Sauckel was born at Hassfurt am Main on October 27, 1894, the son of a post office clerk. He spent the years before World War I working in the Norwegian and Swedish merchant navies. During the war, he was interned in a French prisoner of war camp, and he later worked in a factory.
An early Nazi (he joined the party in 1921), Sauckel was appointed Gauleiter of Thuringia in 1925, and its governor in 1933. He also held senior honorary rank in the SA (Sturmabteilung; Storm Troopers) and the SS.
Saukel was responsible for mobilizing German and foreign workers for the military industrial complex in Hitler's Third Reich. During the war, he was appointed Nazi plenipotentiary-general for labor mobilization and served in that position from 1942 to 1945. To satisfy Germany's needs, five million workers were deported from their homes in the occupied territories and forced to work for German industry.
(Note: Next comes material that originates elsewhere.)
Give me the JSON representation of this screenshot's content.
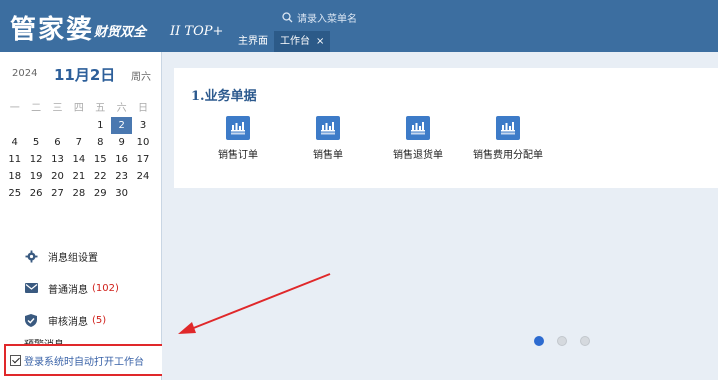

Sauckel instructed that these slave laborers be exploited "to the highest degree possible at the lowest conceivable degree of expenditure." He was responsible for the death of thousands of Jewish workers in Poland.
At Nuremberg, he insisted that he was innocent of any crimes and unaware of the concentration camps. Sauckel was nevertheless convicted of war crimes and crimes against humanity. He was hanged on October 16, 1946.